Все эти трагические события, связанные с гибелью моих дедушки и бабушки (оба со стороны отца) происходили ещё до моего рождения. А вот арест моей мамы, её тюрьма, ссылка, возвращение - всё это живо в моей памяти. Арестовали маму в начале января 1946 года. Как известно, в это послевоенное время началась но-
вая волна политических репрессий. Поскольку арест мамы, так же как и бабушки, был связан с религией, церковью, я скажу несколько слов о семье, в которой мама воспитывалась.

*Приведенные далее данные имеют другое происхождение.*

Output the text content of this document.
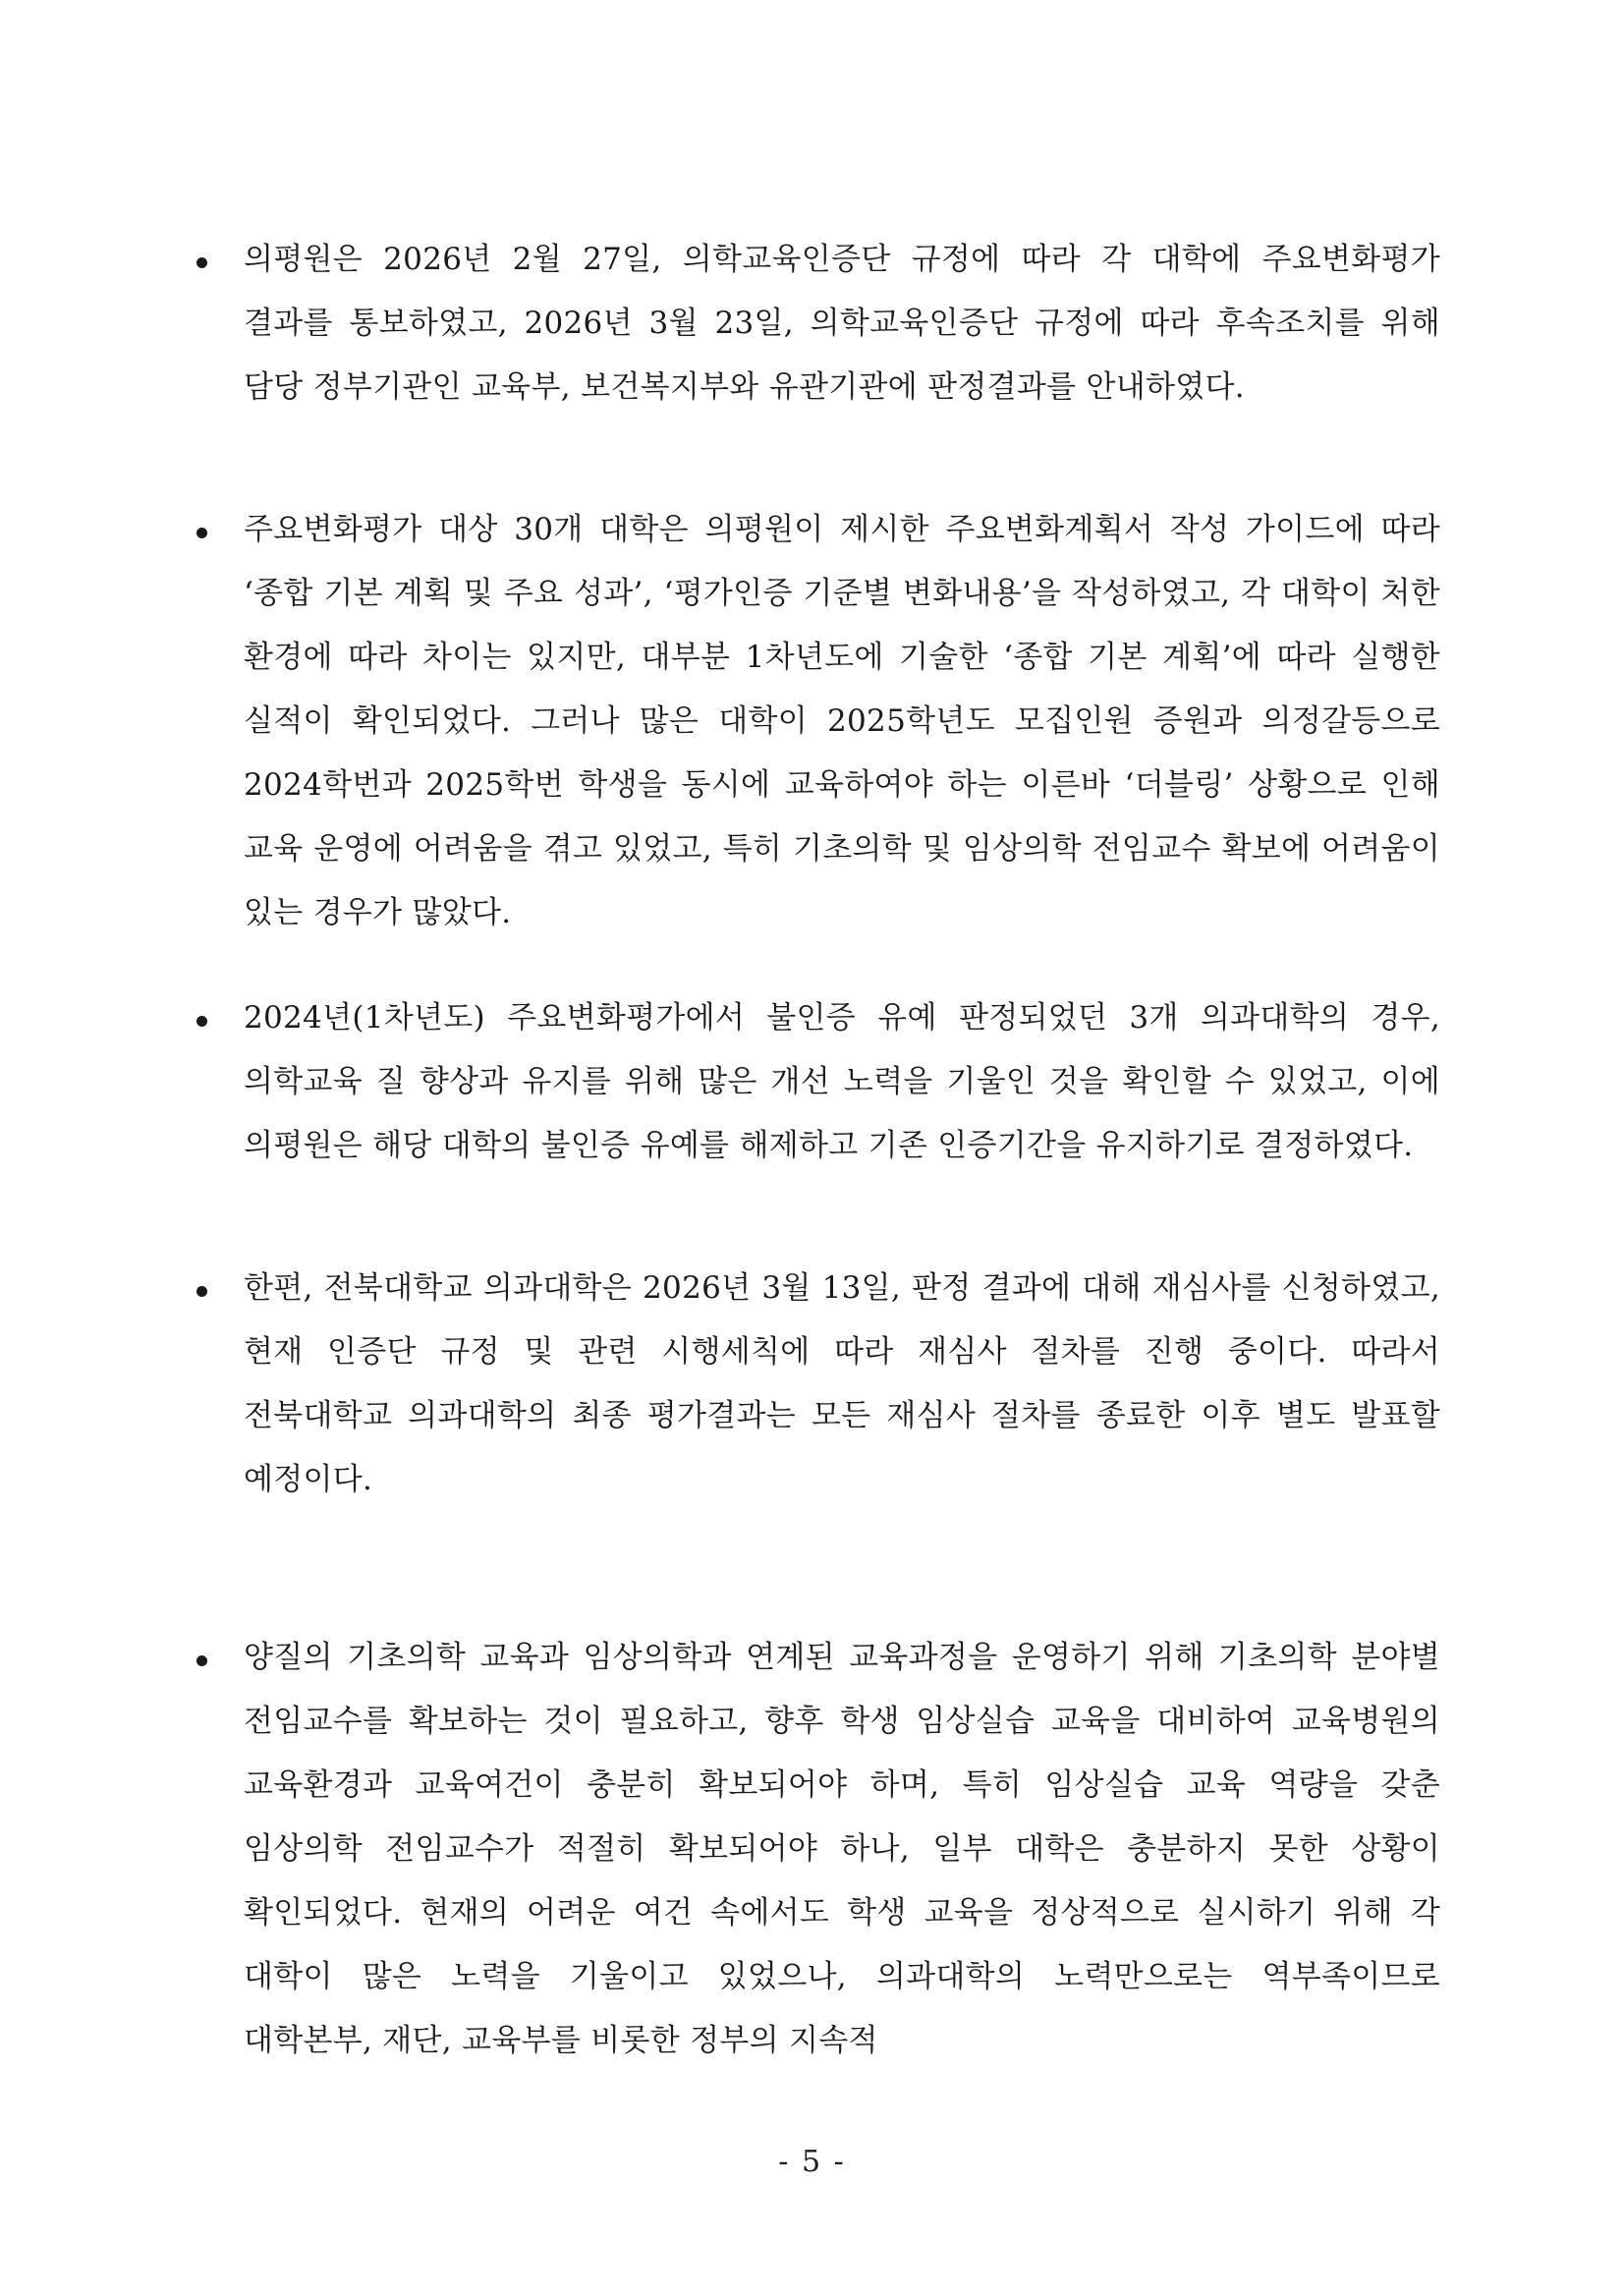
의평원은 2026년 2월 27일, 의학교육인증단 규정에 따라 각 대학에 주요변화평가 결과를 통보하였고, 2026년 3월 23일, 의학교육인증단 규정에 따라 후속조치를 위해 담당 정부기관인 교육부, 보건복지부와 유관기관에 판정결과를 안내하였다.
주요변화평가 대상 30개 대학은 의평원이 제시한 주요변화계획서 작성 가이드에 따라 ‘종합 기본 계획 및 주요 성과’, ‘평가인증 기준별 변화내용’을 작성하였고, 각 대학이 처한 환경에 따라 차이는 있지만, 대부분 1차년도에 기술한 ‘종합 기본 계획’에 따라 실행한 실적이 확인되었다. 그러나 많은 대학이 2025학년도 모집인원 증원과 의정갈등으로 2024학번과 2025학번 학생을 동시에 교육하여야 하는 이른바 ‘더블링’ 상황으로 인해 교육 운영에 어려움을 겪고 있었고, 특히 기초의학 및 임상의학 전임교수 확보에 어려움이 있는 경우가 많았다.
2024년(1차년도) 주요변화평가에서 불인증 유예 판정되었던 3개 의과대학의 경우, 의학교육 질 향상과 유지를 위해 많은 개선 노력을 기울인 것을 확인할 수 있었고, 이에 의평원은 해당 대학의 불인증 유예를 해제하고 기존 인증기간을 유지하기로 결정하였다.
한편, 전북대학교 의과대학은 2026년 3월 13일, 판정 결과에 대해 재심사를 신청하였고, 현재 인증단 규정 및 관련 시행세칙에 따라 재심사 절차를 진행 중이다. 따라서 전북대학교 의과대학의 최종 평가결과는 모든 재심사 절차를 종료한 이후 별도 발표할 예정이다.
양질의 기초의학 교육과 임상의학과 연계된 교육과정을 운영하기 위해 기초의학 분야별 전임교수를 확보하는 것이 필요하고, 향후 학생 임상실습 교육을 대비하여 교육병원의 교육환경과 교육여건이 충분히 확보되어야 하며, 특히 임상실습 교육 역량을 갖춘 임상의학 전임교수가 적절히 확보되어야 하나, 일부 대학은 충분하지 못한 상황이 확인되었다. 현재의 어려운 여건 속에서도 학생 교육을 정상적으로 실시하기 위해 각 대학이 많은 노력을 기울이고 있었으나, 의과대학의 노력만으로는 역부족이므로 대학본부, 재단, 교육부를 비롯한 정부의 지속적
- 5 -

Мой дед со стороны мамы, Беспалов Владимир Михайлович, Происходил из крестьян, родился в одной из деревень Орловской Губернии в многодетной, религиозной семье. Способный от природы, он отличался трудолюбием и любознательностью, имел два высших образования (второе - заочно в пятьдесят лет), собрал большую библиотеку, часть из которой сохранилась у меня до сих пор. Бабушка окончила только восемь классов и, поскольку у них было четверо детей, впоследствии никогда не работала. Дедушка работал в должности главного бухгалтера. На работе его всегда очень ценили, у меня в архиве сохранилось множество благодарственных писем ему и различных грамот. Помню, в последнее время его жизни, за ним, уже тяжело больным, присылали линейку (так называлась запряженная лошадью удобная повозка), на которой и мне позволялось иногда прокатиться. По словам мамы, её отец в семье был непререкаемым авторитетом, уклад в семье был, я бы скапал, несколько домостроевским. К религии относились очень серьёзно, постоянно ходили в церковь, соблюдали все посты и т.д....
Дедушка умер 26 декабря 1945 года, а маму арестовали, буквально, через несколько дней. Я помню, что в этом году мы даже не стали украшать уже заготовленную ёлку (в нашей семье ёлку ставили не в Новый год, а на Рождество). Причиной ареста было следующее. Мама пришла рано утром в церковь и прямо на дверях увидела агитлистовку "Все на выборы!". Решив перевесить её на другое место, она стала её снимать. Листовка надорвалась, после чего мама её выбросила в урну. По её словам, она уже успела забыть об этом инциденте, но через несколько дней....
Помню растерянность домашних утром того дня, когда мама не вернулась с работы и не пришла ночевать. Я не очень понимал, и чём дело - все сидели притихшие, подавленные и вполголоса о чем-то переговаривались. Выяснилось, что маму арестовали прямо на работе. Донесла на неё женщина, которая жила в церковном дворе и видела, как мама снимала листовку. Интересно, что через много лет, уже после освобождения, мама встречала её там же у церкви, где эта женщина продолжала жить - поживать.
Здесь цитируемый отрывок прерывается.